As a caucasian, maybe I’m simplistic and/or naive. Yes, laws were passed in the 50s and 60s. Some of the effects of this included private schools to avoid racial school integration and ‘white flight’ to avoid residential integration. The SCOUTS recently voided parts of the Voting Rights Act. Perhaps we’ve come a good way. I believe we still have a long way to go.
My typo. Obviously should have been SCOTUS
My bad.
Heather MacDonald’s original article, The Frenzied Search for Racism, should be read by anyone interested in this thread. It speaks directly to Bishop Stowe’s poorly directed and poorly chosen remarks about the Covington students, and leads inescapably, to this reader at least, that yes, we need better bishops.
Dan
I agree. We do need better bishops. Cardinals also.
Bishop Barron started out promising when he was just Father Barron. I liked his Catholicism DVD series. Now that he’s something of a media darling and a bishop he’s stale. He’s held up as “the next Fulton Sheen.” He ain’t no Fulton Sheen. Not even close. I can’t see that he’s been that effective in apologetics, and he’s sorely lacking in courage when speaking about controversial doctrines. All he cares about is building his Word on Fire empire. If you like milquetoast clergy he’s your man. He’s not mine.
IMHO Bishop Barron is the right man for our time as Bishop Sheen was for his. Bishop Barron is doing the best one can do under these dreadful conditions – scandals, etc. Let us pray for the success of Bishop Barron’s efforts.

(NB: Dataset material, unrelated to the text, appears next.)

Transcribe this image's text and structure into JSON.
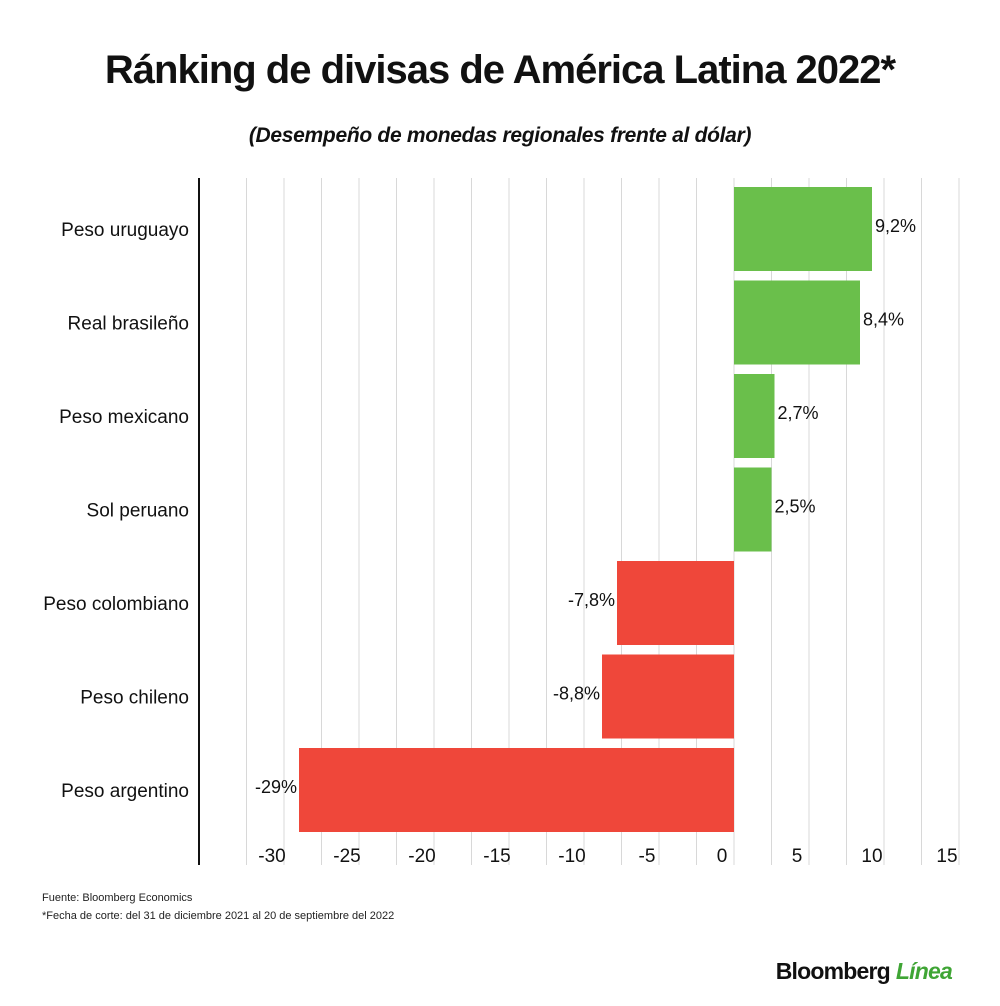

CHB, I am ambivalent about Bishop Barron, but given the times we live in, maybe his low-key approach is the best we can hope for. Notice the Protestants don’t have any Billy Grahams– and we don’t have any Fulton Sheens. We have entered into an age of relativism that reacts harshly to strong dogmatic types as represented by these two. The trend now seems to be toward changing Christian understanding of sexuality and with this a strong aversion towards those Scriptures and Tradition not in keeping with the new learning. Hard to be dogmatic about salvation if one is detached from these moorings . Hard to be dogmatic about anything for fear of prosecution for hate speech. Not a climate conducive to producing a Sheen.